The movement, like the 1st, is in sonata form. It begins with the following theme, introduced by the strings:

The melody is then repeated in the woodwinds. An abundance of other themes are introduced in the exposition, ending in E major, the dominant key. The development section develops some of these melodies, modulating to distant keys such as A minor and C major. The recapitulation states all the themes again in A major, the tonic key. A short coda follows which ends the movement.

Franz Schubert quoted from the movement in the second movement of his Grand Duo for piano.

This movement is often used, but in F major, as the hymn tune "Alsace" to the words: "What various hindrances we meet".

=== III. Scherzo: Allegro ===
This movement, Scherzo: Allegro, encloses a melodious oboe and bassoon quartet within a typical-sounding Austrian side-slapping dance. This movement is a scherzo-trio in ternary form. This is the first time Beethoven used a scherzo as a 3rd movement of his symphonies (as opposed to the classical minuet in Mozart or Haydn symphonies). The scherzo contains many crotchet staccato figures being played by various instruments.

The contrasting trio starts with the oboe introducing a new melody:

This is answered by the string section which play quaver notes similar to trills. The melody then returns.

=== IV. Allegro molto ===
The 4th movement, Allegro molto, is composed of very rapid string passages. The movement is in Sonata rondo form (A–B–A–C–A–B–A). The first subject is a humorous theme that begins with a 2-note slur followed by a trill, creating a playful character.

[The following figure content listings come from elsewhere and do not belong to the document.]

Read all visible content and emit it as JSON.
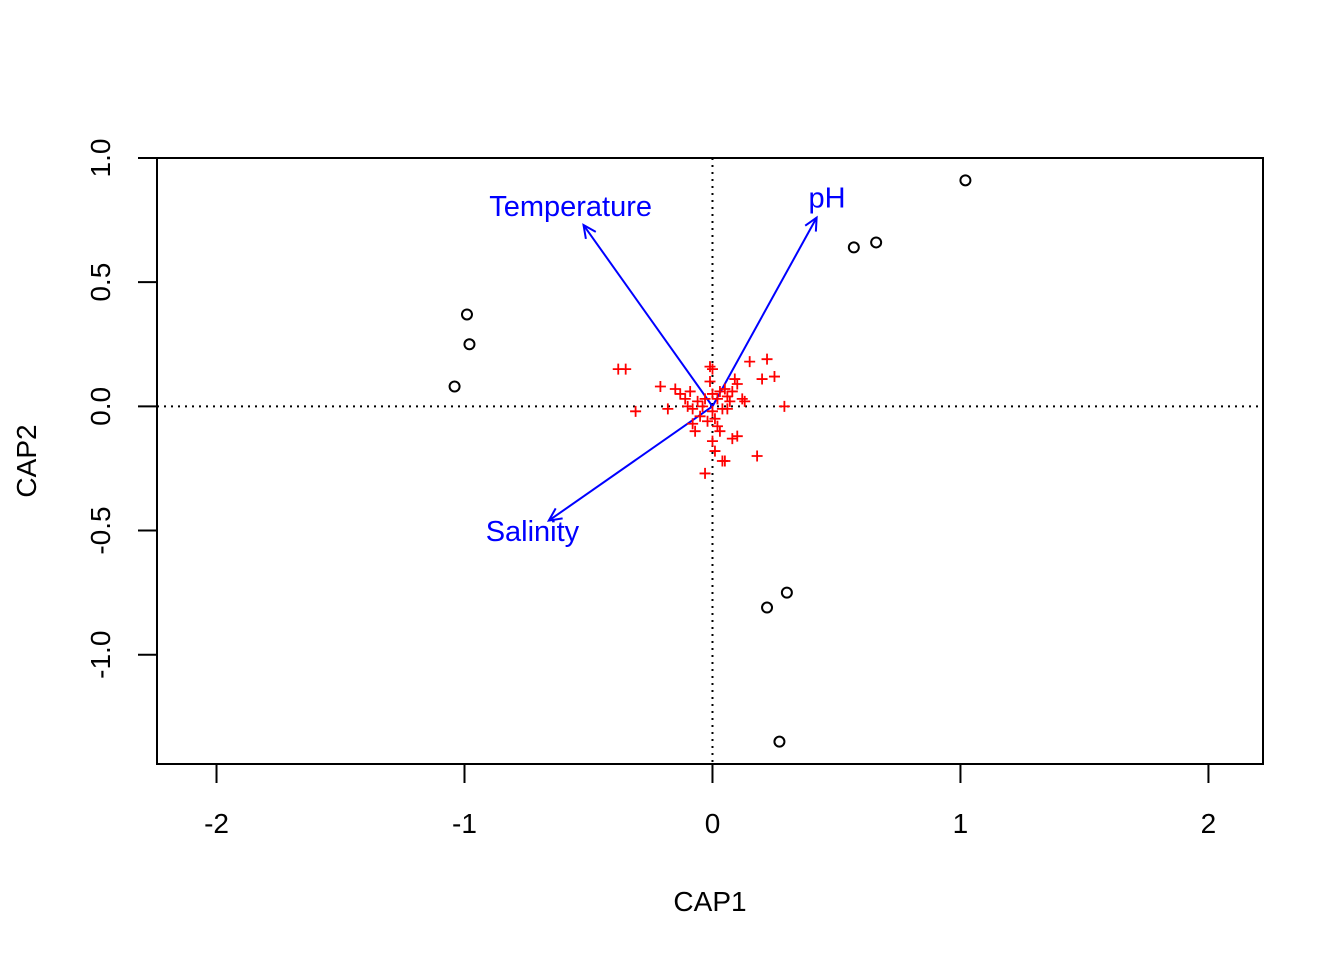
{
  "chart_data": {
    "type": "scatter",
    "title": "",
    "xlabel": "CAP1",
    "ylabel": "CAP2",
    "xlim": [
      -2.24,
      2.22
    ],
    "ylim": [
      -1.44,
      1.0
    ],
    "xticks": [
      -2,
      -1,
      0,
      1,
      2
    ],
    "xtick_labels": [
      "-2",
      "-1",
      "0",
      "1",
      "2"
    ],
    "yticks": [
      -1.0,
      -0.5,
      0.0,
      0.5,
      1.0
    ],
    "ytick_labels": [
      "-1.0",
      "-0.5",
      "0.0",
      "0.5",
      "1.0"
    ],
    "reference_lines": {
      "x": 0,
      "y": 0,
      "style": "dotted"
    },
    "colors": {
      "sites": "#000000",
      "species": "#ff0000",
      "vectors": "#0000ff"
    },
    "sites": {
      "marker": "open-circle",
      "points": [
        {
          "x": 1.02,
          "y": 0.91
        },
        {
          "x": 0.57,
          "y": 0.64
        },
        {
          "x": 0.66,
          "y": 0.66
        },
        {
          "x": -0.99,
          "y": 0.37
        },
        {
          "x": -0.98,
          "y": 0.25
        },
        {
          "x": -1.04,
          "y": 0.08
        },
        {
          "x": 0.22,
          "y": -0.81
        },
        {
          "x": 0.3,
          "y": -0.75
        },
        {
          "x": 0.27,
          "y": -1.35
        }
      ]
    },
    "species": {
      "marker": "plus",
      "points": [
        {
          "x": -0.38,
          "y": 0.15
        },
        {
          "x": -0.35,
          "y": 0.15
        },
        {
          "x": -0.31,
          "y": -0.02
        },
        {
          "x": -0.21,
          "y": 0.08
        },
        {
          "x": -0.18,
          "y": -0.01
        },
        {
          "x": -0.15,
          "y": 0.07
        },
        {
          "x": -0.13,
          "y": 0.05
        },
        {
          "x": -0.11,
          "y": 0.03
        },
        {
          "x": -0.1,
          "y": 0.0
        },
        {
          "x": -0.09,
          "y": 0.06
        },
        {
          "x": -0.08,
          "y": -0.01
        },
        {
          "x": -0.08,
          "y": -0.07
        },
        {
          "x": -0.07,
          "y": -0.1
        },
        {
          "x": -0.06,
          "y": 0.02
        },
        {
          "x": -0.05,
          "y": -0.04
        },
        {
          "x": -0.04,
          "y": 0.0
        },
        {
          "x": -0.03,
          "y": 0.03
        },
        {
          "x": -0.02,
          "y": -0.06
        },
        {
          "x": -0.01,
          "y": 0.16
        },
        {
          "x": 0.0,
          "y": 0.15
        },
        {
          "x": -0.01,
          "y": 0.1
        },
        {
          "x": 0.0,
          "y": 0.05
        },
        {
          "x": 0.0,
          "y": -0.02
        },
        {
          "x": 0.01,
          "y": -0.05
        },
        {
          "x": 0.0,
          "y": -0.14
        },
        {
          "x": -0.03,
          "y": -0.27
        },
        {
          "x": 0.01,
          "y": -0.18
        },
        {
          "x": 0.02,
          "y": -0.08
        },
        {
          "x": 0.02,
          "y": 0.03
        },
        {
          "x": 0.03,
          "y": 0.06
        },
        {
          "x": 0.03,
          "y": -0.1
        },
        {
          "x": 0.04,
          "y": -0.01
        },
        {
          "x": 0.04,
          "y": -0.22
        },
        {
          "x": 0.05,
          "y": -0.22
        },
        {
          "x": 0.05,
          "y": 0.07
        },
        {
          "x": 0.06,
          "y": 0.04
        },
        {
          "x": 0.06,
          "y": -0.01
        },
        {
          "x": 0.07,
          "y": 0.02
        },
        {
          "x": 0.08,
          "y": 0.06
        },
        {
          "x": 0.09,
          "y": 0.11
        },
        {
          "x": 0.08,
          "y": -0.13
        },
        {
          "x": 0.1,
          "y": -0.12
        },
        {
          "x": 0.1,
          "y": 0.09
        },
        {
          "x": 0.12,
          "y": 0.03
        },
        {
          "x": 0.13,
          "y": 0.02
        },
        {
          "x": 0.15,
          "y": 0.18
        },
        {
          "x": 0.18,
          "y": -0.2
        },
        {
          "x": 0.2,
          "y": 0.11
        },
        {
          "x": 0.22,
          "y": 0.19
        },
        {
          "x": 0.25,
          "y": 0.12
        },
        {
          "x": 0.29,
          "y": 0.0
        }
      ]
    },
    "vectors": [
      {
        "name": "Temperature",
        "x": -0.52,
        "y": 0.73
      },
      {
        "name": "pH",
        "x": 0.42,
        "y": 0.76
      },
      {
        "name": "Salinity",
        "x": -0.66,
        "y": -0.46
      }
    ]
  }
}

A transition theme then follows, which is more lyrical. The second subject is quiet and humorous, with the melody in the woodwinds and the strings playing staccato figures.

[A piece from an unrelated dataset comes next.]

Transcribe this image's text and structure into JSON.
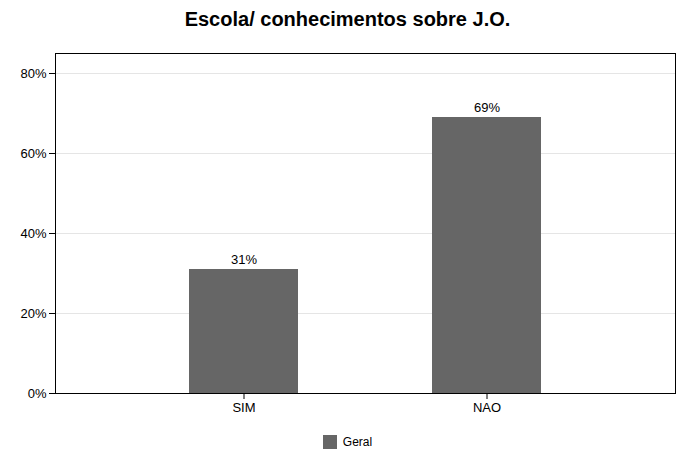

The first subject reappears briefly, followed by a development section that modulates through various minor keys. The development section ends with the 2-note slur from the first subject being played repeatedly by the full orchestra.

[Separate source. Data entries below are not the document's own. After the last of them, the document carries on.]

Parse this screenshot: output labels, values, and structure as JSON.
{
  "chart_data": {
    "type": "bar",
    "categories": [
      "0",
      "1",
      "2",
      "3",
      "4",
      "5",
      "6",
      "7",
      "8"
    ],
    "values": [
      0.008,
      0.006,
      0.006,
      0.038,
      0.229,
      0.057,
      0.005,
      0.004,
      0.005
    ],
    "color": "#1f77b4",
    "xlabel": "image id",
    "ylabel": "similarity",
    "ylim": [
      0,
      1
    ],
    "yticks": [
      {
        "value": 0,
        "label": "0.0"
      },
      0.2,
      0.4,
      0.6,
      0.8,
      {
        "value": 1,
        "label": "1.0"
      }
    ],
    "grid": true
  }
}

After a brief silence, the recapitulation begins and continues normally.

The coda has been described as containing both comic and tragic elements, such as abrupt starts and stops, fake endings, chordal blasts and harmonic surprises. In the end, the tension builds and the movement ends triumphantly.

== Recordings ==
The recording by Günter Wand with the NDR Sinfonieorchester was described by a critic as "nicely balanced and shaped, with Beethoven’s dynamic nuances and inner voices shining through with luminous quality."